Secret orders forcing Google and Sonic to release a WikiLeaks volunteer’s email reveal the scale of US government snooping
Somewhere, a US government official is reading through a list of those who sent or received an email from Jacob Appelbaum, a 28-year-old computer science researcher at the University of Washington who volunteered for WikiLeaks. Among those listed will be my name, a journalist who interviewed Appelbaum for a book about the digital revolution.
Appelbaum is a spokesman for Tor, a free internet anonymizing software that helps people defend themselves against internet surveillance. He’s spent five years teaching activists around the world how to install and use the service to avoid being monitored by repressive governments. It’s exactly the sort of technology Secretary of State Hilary Clinton praised in her famous “Internet Freedom” speech in January 2010, when she promised US government support for the designers of technology that circumvented blocks or firewalls. Now, Appelbaum finds himself a target of his own government as a result of his friendship with Julian Assange and the fact WikiLeaks used the Tor software.
Appelbaum has not been charged with any wrongdoing; nor has the government shown probable cause that he is guilty of any criminal offense.
That matters not a jot, because, as the law stands, government officials don’t need a search warrant to access our digital data. Searching someone’s home requires a warrant that can only be obtained by proving probable cause, but digital searches require no such burden of proof. Instead, officials essentially “self-certify” to a judge that the information they seek is, in their opinion, relevant to an ongoing criminal investigation. On this basis, Google and a small ISP called Sonic were made to hand over to the government all Appelbaum’s email headers from the past two years.
Most people are not aware of the ease with which governments – free, open and so-called democratic – can access and peruse our private communications. This is because these court orders are commonly sealed. What is uncommon is for internet service providers to request the orders be unsealed so they can inform their customers, as Sonic and Google did in Appelbaum’s case.
Privacy researcher Chris Soghoian estimates there are likely tens of thousands of these 2703(d) orders made annually by the federal government under the Electronic Communications Privacy Act. He bases this on the number of pen registers granted to the federal government annually: 12,000. These allow officials to intercept telephone and internet meta-data in real time.
“There’s far more data to be had after the fact, so probably these 2703(d) orders are even more common,” Soghoian says.
The fourth amendment of the US Constitution should protect against unwarranted search and seizure.
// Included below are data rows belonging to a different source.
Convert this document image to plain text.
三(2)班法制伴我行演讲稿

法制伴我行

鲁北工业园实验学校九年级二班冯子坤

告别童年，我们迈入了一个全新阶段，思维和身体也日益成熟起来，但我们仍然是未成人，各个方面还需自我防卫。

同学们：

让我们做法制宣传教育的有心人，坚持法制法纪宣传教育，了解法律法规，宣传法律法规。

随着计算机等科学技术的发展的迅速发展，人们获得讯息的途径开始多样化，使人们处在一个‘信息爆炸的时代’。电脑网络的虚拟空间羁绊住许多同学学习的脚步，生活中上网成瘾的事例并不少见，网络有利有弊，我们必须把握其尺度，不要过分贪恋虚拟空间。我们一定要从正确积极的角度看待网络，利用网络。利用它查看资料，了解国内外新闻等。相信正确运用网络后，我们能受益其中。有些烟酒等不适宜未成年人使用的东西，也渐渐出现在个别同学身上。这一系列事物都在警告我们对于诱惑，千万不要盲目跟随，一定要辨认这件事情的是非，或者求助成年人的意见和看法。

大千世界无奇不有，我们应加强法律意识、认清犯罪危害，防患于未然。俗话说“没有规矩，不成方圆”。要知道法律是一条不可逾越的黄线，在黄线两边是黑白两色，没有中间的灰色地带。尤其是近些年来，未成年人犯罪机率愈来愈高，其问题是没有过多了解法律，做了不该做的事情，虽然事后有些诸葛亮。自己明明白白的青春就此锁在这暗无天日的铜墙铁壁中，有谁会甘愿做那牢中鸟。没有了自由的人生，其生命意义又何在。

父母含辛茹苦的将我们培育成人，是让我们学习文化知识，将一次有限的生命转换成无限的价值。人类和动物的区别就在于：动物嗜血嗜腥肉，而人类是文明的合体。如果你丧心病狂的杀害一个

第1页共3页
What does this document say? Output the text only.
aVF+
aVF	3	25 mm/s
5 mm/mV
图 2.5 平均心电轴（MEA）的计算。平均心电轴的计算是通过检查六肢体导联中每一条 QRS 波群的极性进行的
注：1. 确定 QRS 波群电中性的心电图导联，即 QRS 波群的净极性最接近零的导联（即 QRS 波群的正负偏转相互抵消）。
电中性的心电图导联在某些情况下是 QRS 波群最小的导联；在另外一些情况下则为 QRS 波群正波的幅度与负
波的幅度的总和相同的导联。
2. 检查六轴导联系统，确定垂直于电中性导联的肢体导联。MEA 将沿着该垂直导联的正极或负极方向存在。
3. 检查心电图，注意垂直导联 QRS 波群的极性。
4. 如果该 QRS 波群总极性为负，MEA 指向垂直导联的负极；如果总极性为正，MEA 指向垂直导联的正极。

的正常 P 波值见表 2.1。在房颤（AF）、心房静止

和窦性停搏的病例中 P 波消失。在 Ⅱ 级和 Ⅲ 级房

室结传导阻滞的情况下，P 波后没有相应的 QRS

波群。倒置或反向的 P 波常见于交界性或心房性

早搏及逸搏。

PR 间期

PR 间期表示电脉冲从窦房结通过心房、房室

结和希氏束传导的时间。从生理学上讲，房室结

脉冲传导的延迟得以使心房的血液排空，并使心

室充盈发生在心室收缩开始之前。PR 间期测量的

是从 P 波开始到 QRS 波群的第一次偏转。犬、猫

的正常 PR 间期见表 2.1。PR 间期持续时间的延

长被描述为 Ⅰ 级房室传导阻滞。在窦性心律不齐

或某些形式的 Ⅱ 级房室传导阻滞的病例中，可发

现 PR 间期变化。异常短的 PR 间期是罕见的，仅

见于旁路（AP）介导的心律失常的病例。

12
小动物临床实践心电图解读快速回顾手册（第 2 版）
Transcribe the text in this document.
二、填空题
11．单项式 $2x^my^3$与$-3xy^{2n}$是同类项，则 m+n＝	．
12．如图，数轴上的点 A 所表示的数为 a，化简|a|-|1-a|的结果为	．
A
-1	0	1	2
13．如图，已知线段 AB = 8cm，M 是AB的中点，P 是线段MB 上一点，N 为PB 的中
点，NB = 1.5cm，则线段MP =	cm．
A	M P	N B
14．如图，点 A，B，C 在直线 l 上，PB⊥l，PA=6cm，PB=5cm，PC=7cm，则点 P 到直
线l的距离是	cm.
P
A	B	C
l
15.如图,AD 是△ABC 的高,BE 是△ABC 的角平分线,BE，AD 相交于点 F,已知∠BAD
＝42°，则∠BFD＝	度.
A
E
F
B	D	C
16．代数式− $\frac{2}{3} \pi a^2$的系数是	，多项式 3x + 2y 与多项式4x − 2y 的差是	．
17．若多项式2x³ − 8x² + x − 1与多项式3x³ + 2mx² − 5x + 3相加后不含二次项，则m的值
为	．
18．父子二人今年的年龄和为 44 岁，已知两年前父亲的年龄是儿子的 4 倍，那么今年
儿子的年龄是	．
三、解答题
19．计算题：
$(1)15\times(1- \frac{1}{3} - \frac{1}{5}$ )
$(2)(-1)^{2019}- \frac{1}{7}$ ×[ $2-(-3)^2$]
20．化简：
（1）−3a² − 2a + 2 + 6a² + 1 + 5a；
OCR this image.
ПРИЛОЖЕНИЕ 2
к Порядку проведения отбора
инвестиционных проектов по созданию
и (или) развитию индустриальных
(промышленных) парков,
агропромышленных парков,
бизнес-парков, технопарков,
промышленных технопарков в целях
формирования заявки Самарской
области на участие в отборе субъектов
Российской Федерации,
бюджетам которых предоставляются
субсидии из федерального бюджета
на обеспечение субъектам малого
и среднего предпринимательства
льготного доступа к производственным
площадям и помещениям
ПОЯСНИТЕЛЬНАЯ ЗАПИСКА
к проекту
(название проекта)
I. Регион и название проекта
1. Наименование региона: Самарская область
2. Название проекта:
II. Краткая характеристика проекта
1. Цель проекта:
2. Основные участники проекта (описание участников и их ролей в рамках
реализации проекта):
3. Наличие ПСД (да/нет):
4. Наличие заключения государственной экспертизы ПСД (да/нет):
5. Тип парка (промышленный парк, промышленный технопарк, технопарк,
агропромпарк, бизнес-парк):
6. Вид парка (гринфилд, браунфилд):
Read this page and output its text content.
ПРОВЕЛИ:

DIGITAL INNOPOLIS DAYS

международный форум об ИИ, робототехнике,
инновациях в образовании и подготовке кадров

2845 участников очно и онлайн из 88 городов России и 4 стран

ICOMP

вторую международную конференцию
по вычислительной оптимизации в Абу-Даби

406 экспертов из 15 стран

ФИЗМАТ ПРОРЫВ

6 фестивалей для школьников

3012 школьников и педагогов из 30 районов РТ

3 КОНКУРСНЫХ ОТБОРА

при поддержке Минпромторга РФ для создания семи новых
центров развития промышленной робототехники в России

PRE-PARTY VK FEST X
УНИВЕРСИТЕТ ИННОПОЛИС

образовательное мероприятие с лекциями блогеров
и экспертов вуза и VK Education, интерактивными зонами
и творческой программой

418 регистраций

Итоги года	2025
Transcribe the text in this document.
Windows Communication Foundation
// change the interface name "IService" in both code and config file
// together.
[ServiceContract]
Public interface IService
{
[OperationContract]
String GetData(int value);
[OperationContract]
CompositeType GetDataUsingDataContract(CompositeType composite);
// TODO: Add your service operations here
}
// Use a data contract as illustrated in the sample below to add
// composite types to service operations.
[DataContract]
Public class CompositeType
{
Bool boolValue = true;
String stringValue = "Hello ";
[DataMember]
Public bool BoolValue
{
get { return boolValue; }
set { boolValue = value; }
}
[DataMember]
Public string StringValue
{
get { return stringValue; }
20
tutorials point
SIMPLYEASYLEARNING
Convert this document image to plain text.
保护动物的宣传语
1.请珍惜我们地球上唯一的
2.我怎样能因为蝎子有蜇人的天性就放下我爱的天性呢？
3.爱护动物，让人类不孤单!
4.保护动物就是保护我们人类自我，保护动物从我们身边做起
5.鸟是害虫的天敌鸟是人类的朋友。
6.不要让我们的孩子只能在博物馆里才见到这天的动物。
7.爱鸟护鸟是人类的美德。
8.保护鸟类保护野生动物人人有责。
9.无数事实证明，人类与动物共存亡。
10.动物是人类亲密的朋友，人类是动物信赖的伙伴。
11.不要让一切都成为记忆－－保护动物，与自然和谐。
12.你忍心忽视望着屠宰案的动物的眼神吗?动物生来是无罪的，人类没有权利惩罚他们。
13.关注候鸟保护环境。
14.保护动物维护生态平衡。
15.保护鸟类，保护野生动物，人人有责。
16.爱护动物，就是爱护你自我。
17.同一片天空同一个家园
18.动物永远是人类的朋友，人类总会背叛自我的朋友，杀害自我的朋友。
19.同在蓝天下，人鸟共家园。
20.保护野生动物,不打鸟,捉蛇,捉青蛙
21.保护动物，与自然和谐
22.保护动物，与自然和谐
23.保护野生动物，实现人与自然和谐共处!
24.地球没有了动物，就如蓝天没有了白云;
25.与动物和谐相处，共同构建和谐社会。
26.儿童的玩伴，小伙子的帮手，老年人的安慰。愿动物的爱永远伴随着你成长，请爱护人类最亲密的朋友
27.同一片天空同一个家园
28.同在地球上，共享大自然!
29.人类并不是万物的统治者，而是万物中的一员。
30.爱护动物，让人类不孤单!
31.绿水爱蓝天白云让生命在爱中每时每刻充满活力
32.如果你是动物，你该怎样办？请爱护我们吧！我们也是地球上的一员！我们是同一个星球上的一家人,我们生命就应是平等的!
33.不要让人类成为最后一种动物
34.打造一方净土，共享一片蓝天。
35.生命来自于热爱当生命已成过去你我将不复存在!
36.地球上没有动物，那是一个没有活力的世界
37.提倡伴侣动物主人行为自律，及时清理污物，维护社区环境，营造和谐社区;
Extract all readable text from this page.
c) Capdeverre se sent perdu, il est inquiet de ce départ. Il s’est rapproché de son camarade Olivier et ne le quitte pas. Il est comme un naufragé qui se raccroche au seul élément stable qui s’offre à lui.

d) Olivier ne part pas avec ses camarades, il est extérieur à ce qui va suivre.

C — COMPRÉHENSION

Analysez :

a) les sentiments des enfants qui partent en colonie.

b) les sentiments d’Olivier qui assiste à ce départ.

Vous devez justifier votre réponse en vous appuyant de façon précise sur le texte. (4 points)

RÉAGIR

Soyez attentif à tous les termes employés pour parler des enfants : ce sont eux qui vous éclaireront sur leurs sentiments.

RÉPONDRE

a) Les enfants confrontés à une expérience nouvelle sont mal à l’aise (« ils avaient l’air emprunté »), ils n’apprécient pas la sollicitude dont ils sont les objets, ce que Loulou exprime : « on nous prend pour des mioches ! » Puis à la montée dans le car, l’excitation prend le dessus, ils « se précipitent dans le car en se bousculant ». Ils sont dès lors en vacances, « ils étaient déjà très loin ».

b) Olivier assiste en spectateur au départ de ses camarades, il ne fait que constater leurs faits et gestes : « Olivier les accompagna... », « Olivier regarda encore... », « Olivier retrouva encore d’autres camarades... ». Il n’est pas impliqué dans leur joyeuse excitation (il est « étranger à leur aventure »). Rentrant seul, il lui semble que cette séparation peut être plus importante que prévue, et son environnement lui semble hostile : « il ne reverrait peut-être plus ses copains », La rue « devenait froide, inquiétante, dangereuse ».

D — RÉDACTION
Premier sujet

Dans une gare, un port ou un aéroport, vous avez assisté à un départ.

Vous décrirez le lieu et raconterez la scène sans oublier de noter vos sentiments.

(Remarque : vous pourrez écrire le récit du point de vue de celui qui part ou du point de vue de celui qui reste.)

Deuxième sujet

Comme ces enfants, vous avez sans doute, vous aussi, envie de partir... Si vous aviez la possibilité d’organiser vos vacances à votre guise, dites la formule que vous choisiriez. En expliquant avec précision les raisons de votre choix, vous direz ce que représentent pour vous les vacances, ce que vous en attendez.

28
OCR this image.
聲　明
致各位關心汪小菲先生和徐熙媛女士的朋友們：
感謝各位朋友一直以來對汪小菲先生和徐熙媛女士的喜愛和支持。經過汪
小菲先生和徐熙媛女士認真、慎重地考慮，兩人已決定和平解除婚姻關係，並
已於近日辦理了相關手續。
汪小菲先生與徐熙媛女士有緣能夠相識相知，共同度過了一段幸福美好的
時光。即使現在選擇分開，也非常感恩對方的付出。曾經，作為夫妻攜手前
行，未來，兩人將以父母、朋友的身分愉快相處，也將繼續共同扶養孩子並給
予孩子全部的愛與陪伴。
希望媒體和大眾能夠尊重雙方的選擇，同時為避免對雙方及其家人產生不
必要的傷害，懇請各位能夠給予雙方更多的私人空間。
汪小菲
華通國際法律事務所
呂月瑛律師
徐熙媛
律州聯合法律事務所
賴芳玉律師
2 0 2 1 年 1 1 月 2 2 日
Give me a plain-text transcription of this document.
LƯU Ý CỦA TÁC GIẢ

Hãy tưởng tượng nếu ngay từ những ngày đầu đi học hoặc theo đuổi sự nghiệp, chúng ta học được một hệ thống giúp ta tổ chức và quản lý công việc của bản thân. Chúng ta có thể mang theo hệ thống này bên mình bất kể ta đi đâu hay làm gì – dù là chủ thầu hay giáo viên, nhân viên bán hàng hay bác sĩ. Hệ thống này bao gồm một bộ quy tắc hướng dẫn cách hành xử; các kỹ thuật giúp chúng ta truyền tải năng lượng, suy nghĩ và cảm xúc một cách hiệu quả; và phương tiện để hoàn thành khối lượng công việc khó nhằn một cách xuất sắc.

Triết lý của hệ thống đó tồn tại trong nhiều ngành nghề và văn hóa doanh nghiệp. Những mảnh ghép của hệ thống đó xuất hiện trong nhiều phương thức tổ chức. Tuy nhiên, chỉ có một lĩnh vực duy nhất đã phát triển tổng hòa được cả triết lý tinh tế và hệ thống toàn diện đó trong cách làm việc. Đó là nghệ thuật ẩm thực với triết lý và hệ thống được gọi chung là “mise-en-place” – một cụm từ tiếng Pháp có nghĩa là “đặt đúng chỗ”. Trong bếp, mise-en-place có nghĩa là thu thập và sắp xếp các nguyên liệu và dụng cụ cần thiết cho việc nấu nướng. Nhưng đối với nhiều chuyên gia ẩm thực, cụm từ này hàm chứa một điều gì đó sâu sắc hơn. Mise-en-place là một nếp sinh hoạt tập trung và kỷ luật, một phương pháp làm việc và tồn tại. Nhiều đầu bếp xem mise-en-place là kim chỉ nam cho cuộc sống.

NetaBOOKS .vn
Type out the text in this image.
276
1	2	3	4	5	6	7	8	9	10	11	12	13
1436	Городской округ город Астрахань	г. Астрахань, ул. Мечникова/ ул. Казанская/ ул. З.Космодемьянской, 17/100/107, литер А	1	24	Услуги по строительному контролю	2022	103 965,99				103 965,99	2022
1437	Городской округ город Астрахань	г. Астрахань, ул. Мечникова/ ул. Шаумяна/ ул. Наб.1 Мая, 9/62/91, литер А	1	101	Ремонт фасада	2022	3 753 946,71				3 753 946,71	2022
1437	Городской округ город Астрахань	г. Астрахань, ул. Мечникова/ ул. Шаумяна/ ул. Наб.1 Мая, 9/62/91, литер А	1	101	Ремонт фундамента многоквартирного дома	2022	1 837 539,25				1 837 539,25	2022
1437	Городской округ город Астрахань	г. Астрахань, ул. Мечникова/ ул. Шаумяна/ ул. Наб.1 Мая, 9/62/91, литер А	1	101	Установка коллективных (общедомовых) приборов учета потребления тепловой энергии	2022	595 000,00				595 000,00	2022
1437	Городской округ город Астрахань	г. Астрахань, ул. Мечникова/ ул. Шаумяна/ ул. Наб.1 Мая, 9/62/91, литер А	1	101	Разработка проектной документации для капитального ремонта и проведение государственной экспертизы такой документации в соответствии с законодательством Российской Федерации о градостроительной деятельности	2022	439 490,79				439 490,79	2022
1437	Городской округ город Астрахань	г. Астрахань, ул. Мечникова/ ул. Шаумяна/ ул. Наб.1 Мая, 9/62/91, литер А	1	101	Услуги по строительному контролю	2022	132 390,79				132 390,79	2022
Its inclusion in the Bill of Rights was a result of colonialists’ anger at abuse suffered at the hands of British officials using writs of assistance. Writs were general warrants issued by the British Parliament to allow customs officials to search for smuggled goods, but in the American colonies, they were used by agents of the British state to interrogate people and raid their homes on the pretext of searching and seizing any “prohibited and uncustomed goods”, which often meant “seditious” publications that criticized government policies or the King.
The colony of Massachusetts banned these general warrants in 1756 and when the governor overturned the ban, it was one of the sparks for the American Revolution. It’s ironic then to see how, under the guise of “patriotism”, these court orders have stripped away fourth amendment protections and granted to US officials the same unlimited powers of search and seizure that so aggravated the American revolutionaries.
Today, the privacy law surrounding our emails is woefully outdated, as it is based on the technology of the first email services of the 1980s. Back then, people dialed up their provider to download email onto their home computer. Mail left for over 180 days was considered in storage, so was not subject to the wiretap protections which were for information in transmission. This means email older than 180 days doesn’t require a warrant whereas anything newer does. Now, with cloud services and extensive storage available through services such as Gmail, our primary archive of email is held more or less indefinitely. Ironically, this means the most important or sensitive emails receive the lowest legal protections. (The law is also weighted to protect unread mail over read mail so, strangely, spam that remains unopened because it goes straight to your junk folder has more privacy protections than read mail in your archives.)
Few citizens of the world will be adequately clued up on US surveillance laws, yet information stored on Facebook, Twitter, Google or any other American companies is subject to them. Unwarranted search and seizure by the government officials was unacceptable to the American revolutionaries. Shouldn’t it be unacceptable in the digital age, too?
Heather Brooke is a campaigning journalist and writer with dual US/UK citizenship living in London. She is the author of The Revolution Will be Digitised. In May 2008, she won a high court case against the House of Commons for the full disclosure of MPs’ second homes allowances. The ruling resulted in calls for full-scale reform of the parliamentary expense system.